House Bill 119, authored by a member of the house and carried to the Senate committee, would raise to a felony the dissemination of artificially generated sexual images that depict a person under 17 and create a standalone possession offense for AI-generated imagery of minors.
Representative Fontenot told the committee the bill was prompted by a highly publicized school incident in his district and by a broader concern that the law lags behind new technology. "I changed the penalty from a misdemeanor to a felony for disseminating of an artificial intelligence photograph if it depicts a person under the age of 17," he said in committee remarks.
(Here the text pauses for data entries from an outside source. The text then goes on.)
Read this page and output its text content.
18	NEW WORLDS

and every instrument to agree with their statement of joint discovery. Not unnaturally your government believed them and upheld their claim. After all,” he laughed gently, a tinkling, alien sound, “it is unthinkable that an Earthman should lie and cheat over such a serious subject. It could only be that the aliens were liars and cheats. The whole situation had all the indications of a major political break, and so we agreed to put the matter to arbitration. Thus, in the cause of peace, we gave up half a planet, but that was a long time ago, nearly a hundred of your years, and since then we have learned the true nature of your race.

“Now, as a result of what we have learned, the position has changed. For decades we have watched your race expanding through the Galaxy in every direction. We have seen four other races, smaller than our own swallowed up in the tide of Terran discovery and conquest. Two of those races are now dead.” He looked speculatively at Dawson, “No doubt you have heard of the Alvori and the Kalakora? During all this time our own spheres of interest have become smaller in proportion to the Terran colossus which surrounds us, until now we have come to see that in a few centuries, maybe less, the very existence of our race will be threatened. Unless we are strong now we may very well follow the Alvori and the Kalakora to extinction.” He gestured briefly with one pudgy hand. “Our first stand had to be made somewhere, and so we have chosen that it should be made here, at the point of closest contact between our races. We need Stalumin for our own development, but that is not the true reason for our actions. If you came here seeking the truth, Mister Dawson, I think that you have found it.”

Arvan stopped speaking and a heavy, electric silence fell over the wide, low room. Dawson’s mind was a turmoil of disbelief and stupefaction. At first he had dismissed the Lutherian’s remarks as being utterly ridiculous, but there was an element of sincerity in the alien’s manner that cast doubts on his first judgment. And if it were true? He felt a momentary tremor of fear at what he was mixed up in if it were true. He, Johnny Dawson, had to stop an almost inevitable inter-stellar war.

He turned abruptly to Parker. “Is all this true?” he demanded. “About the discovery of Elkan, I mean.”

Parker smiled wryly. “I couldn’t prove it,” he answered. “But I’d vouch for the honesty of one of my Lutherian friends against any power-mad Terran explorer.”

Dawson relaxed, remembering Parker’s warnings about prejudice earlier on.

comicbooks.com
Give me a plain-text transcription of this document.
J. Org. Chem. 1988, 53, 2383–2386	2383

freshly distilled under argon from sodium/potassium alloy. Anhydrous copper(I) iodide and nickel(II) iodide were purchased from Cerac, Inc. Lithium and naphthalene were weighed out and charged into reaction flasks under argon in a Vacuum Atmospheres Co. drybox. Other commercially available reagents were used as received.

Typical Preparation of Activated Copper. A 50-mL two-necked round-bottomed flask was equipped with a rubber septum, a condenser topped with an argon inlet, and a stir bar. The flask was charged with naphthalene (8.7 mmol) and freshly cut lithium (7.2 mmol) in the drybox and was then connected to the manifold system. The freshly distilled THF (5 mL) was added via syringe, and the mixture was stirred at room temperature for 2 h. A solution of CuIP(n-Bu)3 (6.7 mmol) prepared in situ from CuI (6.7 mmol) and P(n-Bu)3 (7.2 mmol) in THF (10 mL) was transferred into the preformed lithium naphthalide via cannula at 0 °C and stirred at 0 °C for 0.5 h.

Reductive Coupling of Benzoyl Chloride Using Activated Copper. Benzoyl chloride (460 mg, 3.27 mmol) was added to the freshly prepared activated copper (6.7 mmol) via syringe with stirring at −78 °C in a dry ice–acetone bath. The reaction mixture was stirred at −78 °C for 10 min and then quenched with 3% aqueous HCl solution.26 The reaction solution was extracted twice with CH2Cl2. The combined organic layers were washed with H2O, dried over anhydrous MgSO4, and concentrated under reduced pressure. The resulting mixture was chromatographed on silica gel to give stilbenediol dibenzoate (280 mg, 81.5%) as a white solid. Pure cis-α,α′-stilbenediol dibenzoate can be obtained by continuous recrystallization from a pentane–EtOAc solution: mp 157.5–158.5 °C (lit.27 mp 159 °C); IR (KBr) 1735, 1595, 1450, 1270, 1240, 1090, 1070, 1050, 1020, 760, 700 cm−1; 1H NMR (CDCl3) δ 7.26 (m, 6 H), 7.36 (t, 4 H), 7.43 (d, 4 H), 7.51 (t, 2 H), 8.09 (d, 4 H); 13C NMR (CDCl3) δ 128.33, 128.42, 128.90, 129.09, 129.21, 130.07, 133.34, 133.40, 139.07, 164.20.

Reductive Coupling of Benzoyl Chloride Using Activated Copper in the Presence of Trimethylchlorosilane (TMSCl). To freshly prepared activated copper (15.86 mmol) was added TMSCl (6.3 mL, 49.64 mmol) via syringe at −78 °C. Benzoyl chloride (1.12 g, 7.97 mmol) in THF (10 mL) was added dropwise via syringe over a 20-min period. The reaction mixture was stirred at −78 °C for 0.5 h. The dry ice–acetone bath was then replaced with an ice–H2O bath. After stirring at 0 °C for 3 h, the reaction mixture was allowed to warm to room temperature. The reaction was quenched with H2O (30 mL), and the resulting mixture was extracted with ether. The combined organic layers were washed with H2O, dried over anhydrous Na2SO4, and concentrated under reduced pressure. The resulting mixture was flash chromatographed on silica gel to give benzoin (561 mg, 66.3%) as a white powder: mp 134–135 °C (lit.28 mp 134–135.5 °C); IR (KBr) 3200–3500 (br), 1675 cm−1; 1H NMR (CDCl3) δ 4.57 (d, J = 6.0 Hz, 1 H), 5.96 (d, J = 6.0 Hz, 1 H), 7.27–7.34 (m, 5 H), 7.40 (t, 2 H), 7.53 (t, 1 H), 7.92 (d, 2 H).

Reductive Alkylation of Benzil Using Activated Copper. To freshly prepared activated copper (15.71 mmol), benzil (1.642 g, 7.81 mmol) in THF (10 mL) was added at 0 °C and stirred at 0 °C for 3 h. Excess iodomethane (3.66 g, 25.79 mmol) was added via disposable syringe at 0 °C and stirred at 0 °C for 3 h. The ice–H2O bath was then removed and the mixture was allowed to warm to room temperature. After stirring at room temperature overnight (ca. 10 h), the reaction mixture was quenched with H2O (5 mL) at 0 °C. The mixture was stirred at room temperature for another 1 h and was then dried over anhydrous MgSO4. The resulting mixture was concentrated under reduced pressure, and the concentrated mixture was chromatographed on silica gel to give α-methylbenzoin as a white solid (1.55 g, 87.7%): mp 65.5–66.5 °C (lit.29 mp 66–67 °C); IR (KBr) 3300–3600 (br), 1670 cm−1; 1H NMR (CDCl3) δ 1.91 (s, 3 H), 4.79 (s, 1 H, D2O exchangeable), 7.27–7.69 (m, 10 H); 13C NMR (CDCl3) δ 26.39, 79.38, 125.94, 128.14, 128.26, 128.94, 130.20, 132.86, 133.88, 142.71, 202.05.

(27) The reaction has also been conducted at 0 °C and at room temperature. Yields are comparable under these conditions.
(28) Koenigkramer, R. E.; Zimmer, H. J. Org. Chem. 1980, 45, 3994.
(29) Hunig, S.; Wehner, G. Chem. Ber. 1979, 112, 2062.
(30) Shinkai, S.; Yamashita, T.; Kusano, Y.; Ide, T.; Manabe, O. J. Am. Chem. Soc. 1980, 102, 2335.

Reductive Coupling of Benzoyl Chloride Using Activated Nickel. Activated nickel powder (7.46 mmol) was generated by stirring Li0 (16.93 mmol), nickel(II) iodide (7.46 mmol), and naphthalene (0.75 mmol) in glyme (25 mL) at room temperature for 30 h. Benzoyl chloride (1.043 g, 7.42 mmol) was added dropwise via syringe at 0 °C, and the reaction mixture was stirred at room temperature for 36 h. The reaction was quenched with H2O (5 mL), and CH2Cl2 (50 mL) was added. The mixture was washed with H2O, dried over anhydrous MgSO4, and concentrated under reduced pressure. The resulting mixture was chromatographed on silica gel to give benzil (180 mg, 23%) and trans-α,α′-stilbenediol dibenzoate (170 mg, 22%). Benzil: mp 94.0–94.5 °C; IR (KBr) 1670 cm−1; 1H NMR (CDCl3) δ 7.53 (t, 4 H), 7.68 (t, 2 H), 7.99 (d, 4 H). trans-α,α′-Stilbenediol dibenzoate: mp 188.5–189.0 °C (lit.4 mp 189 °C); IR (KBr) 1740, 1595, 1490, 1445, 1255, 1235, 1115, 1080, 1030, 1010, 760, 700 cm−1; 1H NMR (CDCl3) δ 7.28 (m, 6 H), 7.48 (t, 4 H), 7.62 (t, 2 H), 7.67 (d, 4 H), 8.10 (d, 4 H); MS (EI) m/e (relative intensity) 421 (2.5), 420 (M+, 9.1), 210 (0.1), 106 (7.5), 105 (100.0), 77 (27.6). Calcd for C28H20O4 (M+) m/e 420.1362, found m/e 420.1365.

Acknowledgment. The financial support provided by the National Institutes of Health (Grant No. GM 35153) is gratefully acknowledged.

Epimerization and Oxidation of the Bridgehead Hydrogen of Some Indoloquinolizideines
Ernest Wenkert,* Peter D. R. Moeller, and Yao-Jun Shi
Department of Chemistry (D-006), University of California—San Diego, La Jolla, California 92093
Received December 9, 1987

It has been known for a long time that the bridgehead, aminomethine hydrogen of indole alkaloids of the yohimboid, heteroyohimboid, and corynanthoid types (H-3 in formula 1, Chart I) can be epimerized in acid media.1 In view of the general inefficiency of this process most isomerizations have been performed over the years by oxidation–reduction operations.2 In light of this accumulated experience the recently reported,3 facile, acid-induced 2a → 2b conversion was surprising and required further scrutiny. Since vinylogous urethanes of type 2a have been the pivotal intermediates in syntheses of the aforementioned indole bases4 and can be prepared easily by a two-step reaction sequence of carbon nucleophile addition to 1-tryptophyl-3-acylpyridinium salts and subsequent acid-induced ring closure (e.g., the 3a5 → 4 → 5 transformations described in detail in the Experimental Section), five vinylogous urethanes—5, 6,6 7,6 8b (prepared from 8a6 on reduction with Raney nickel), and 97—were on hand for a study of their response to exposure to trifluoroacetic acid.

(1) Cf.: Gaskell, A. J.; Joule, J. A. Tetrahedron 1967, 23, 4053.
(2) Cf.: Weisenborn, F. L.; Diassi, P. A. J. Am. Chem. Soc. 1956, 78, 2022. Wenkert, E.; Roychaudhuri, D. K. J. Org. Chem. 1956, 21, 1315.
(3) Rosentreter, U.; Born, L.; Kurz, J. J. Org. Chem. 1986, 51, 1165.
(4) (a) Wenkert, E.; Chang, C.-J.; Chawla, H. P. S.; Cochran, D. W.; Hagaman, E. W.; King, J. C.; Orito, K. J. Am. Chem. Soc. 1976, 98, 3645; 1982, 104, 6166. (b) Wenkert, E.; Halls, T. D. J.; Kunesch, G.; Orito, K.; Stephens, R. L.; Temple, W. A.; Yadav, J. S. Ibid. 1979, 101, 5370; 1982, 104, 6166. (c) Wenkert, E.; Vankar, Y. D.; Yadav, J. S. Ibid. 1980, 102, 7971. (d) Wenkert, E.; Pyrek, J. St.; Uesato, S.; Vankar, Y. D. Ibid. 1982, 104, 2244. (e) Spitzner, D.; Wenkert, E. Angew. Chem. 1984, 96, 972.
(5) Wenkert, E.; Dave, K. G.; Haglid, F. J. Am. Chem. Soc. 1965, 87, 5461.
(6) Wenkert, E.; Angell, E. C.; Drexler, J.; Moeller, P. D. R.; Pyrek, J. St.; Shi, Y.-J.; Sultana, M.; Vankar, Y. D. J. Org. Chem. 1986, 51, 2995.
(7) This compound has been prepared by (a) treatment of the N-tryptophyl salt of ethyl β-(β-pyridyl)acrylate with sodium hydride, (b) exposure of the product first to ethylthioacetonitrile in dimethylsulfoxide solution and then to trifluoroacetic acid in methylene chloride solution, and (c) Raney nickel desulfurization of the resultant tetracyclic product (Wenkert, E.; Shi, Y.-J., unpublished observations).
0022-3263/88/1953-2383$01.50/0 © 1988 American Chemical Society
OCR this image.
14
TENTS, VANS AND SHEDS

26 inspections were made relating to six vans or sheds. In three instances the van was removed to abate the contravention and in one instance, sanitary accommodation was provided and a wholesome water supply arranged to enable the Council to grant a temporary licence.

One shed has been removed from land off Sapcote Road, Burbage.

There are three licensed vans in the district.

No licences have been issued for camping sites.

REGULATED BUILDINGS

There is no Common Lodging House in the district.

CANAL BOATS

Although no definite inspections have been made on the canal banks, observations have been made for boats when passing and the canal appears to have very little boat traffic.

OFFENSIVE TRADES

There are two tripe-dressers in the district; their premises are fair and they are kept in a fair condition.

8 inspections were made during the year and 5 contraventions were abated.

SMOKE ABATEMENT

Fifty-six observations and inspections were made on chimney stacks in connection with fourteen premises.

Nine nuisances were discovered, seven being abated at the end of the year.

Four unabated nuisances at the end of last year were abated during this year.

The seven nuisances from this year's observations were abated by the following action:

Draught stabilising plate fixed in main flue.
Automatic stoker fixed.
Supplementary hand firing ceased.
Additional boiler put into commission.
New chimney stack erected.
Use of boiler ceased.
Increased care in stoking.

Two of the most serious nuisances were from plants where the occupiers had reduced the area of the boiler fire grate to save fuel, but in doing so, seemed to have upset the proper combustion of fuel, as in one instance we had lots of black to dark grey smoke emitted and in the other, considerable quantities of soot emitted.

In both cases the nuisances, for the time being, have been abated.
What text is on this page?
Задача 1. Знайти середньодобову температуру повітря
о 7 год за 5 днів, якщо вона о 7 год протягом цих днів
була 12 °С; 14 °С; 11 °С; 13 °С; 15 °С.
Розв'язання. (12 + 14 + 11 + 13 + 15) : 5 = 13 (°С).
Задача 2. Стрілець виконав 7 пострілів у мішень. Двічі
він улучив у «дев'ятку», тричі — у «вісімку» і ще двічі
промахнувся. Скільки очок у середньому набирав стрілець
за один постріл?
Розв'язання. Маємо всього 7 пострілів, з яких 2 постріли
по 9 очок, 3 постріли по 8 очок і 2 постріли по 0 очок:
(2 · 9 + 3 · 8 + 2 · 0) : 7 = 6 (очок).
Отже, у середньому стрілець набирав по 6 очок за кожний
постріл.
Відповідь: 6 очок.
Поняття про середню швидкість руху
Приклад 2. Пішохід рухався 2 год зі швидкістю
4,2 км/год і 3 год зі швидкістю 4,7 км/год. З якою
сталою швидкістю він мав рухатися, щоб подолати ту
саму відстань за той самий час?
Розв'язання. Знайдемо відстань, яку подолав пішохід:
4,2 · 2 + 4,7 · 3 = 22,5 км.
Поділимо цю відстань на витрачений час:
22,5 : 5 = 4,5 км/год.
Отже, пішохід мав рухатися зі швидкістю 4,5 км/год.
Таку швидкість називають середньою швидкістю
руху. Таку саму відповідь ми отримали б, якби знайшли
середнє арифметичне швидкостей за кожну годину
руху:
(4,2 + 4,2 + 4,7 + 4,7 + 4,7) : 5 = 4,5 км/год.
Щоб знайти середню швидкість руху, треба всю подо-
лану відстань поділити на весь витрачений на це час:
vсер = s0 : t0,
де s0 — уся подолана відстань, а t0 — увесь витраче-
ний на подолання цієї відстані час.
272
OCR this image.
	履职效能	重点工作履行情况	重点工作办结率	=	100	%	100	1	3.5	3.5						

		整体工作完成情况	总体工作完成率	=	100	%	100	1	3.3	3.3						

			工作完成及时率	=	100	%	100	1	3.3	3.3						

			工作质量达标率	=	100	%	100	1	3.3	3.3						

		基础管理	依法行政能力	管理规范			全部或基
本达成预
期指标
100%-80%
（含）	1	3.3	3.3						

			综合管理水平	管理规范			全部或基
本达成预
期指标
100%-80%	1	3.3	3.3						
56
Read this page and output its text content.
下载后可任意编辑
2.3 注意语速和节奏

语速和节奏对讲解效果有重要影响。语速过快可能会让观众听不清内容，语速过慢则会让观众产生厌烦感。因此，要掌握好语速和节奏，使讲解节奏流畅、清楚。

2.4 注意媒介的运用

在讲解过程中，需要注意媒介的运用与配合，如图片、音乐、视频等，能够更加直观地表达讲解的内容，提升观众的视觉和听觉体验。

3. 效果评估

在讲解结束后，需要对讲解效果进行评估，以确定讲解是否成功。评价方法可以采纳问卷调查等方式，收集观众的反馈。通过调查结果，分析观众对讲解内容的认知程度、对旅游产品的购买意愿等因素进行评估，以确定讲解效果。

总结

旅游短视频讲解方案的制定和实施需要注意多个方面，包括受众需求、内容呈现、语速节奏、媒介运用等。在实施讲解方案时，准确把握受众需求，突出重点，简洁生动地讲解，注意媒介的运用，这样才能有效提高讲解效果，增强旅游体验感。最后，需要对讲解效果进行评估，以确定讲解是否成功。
Audrey Wascom, a Baton Rouge resident and survivor-advocate who testified in support, described long-term harms from child sexual-abuse material and why AI-created images cause similar lasting damage: "Children whose likeness is used to create AI CSAM may not be physically touched, but in many ways the long term harm is the same," she said, adding that survivors and their families face ongoing safety and privacy risks.
Megan Garvey, speaking for the Louisiana Association of Criminal Defense Lawyers, urged technical changes to keep cases involving children in the juvenile-family system when appropriate. She recommended amending cross-references so that younger children could be addressed under the FINS (family-in-need-of-services) program rather than the delinquency code to avoid unnecessarily punitive prosecutions of minors who do not appreciate the consequences of their actions.
Lawmakers pressed for clarity on intent and implementation. Committee members noted HB 119 includes school-based education mandates and language allowing district attorneys discretion to pursue prosecution under adult or juvenile statutes; the sponsor said he would work with the DA Association to refine the drafting.
The committee reported the bill favorably for further consideration.
The next step is consideration on the Senate floor and potential technical amendments to ensure juveniles who share or unwittingly possess material can be routed to educational or juvenile-court remedies rather than automatic adult criminal prosecution.